On Easter Sunday in 1834 at the Holy Trinity Church, Goodramgate, they took communion together – an act they deemed as constituting marriage.

📷: COPY 1/523/184
Two hundred years on, the church now bears a plaque acknowledging this as the location of the first lesbian wedding.

📷: Anne Lister plaque - wikicommons
Ultimately, Lister bequeathed her substantial estate to her ‘friend’ Ann Walker, but in an intriguing twist, stated that if Ann should marry she would be disinherited; ‘… as if the said Ann Walker should have then departed this life.’

📷: PROB 10/6000
Vera Holme became Emmeline Pankhurst’s driver, wore masculine clothes, smoked, and lived by independent means. Holmes chose to be referred to as ‘Jack’ and was known to have relationships with women.

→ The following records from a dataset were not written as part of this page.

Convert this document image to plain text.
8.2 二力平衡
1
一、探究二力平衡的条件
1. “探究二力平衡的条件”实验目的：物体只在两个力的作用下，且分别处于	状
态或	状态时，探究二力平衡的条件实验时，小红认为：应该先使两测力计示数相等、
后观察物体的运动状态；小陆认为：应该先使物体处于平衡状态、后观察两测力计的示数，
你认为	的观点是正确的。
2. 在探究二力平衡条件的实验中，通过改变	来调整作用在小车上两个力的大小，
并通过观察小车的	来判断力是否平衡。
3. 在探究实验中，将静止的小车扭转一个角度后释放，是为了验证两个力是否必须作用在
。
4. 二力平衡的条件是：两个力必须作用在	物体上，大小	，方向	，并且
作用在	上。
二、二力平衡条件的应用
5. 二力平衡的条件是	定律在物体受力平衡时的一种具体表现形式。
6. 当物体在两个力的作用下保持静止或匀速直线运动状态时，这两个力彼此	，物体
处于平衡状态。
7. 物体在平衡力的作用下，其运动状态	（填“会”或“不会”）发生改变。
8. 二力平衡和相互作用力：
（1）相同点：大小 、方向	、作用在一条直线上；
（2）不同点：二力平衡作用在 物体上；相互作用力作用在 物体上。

📷: LSE Women's Library - wikicommons
Vera not only drove for the suffragettes, but, like many women fighting for the franchise, from 1915 she turned to support the war effort.
We have the medal card for her and her lifelong partner Evelina Haverfield, who served in Serbia as an administrator for the French Red Cross.

Watch @hilarymcc7 talk about 'Sapphic Suffragettes’ on our archives media player: https://media.nationalarchives.gov.uk/index.php/outing-past/
With their love often pushed underground, how were women able to meet other women for relationships in the past? One way was through publications such as The Link, a ‘lonely hearts’-style publication from the early 20th century.

📷: MEPO 3/283
These classified ads look in many ways like past equivalents of modern dating profiles; people had up to 25 words to describe themselves and what they were seeking.
Through these pages, men used the coded language in the classified adverts to meet other men, and some women used them to find other women.

Coded language within these adverts looked like this: ‘unconventional’, ‘lonely’, ‘jolly’ and ‘bachelor girl’…
Young Lady (B'ham), 19, refined, would be pleased to meet jolly girl as friend for evenings and week-ends. Residing B'ham preferred.
Unconventional (Wales), 30, well-educated, literary tastes, fond of travel, dancing, good times, and studying human nature, would like correspondence.
Often the lives of lesbian and bisexual women are difficult to trace.

While women’s relationships with other women were never formally criminalised, they were never socially acceptable. This can lead to gaps or silences in the archives.
Rarely are sources as explicit as the diaries of Anne Lister, but by reading between the lines of common family history records (for example wills and the census) we can reveal a huge amount.
We don’t know exactly how these people would have identified themselves or sometimes the pronouns they would have used. It is possible that some of these examples overlap with broader themes of gender identity.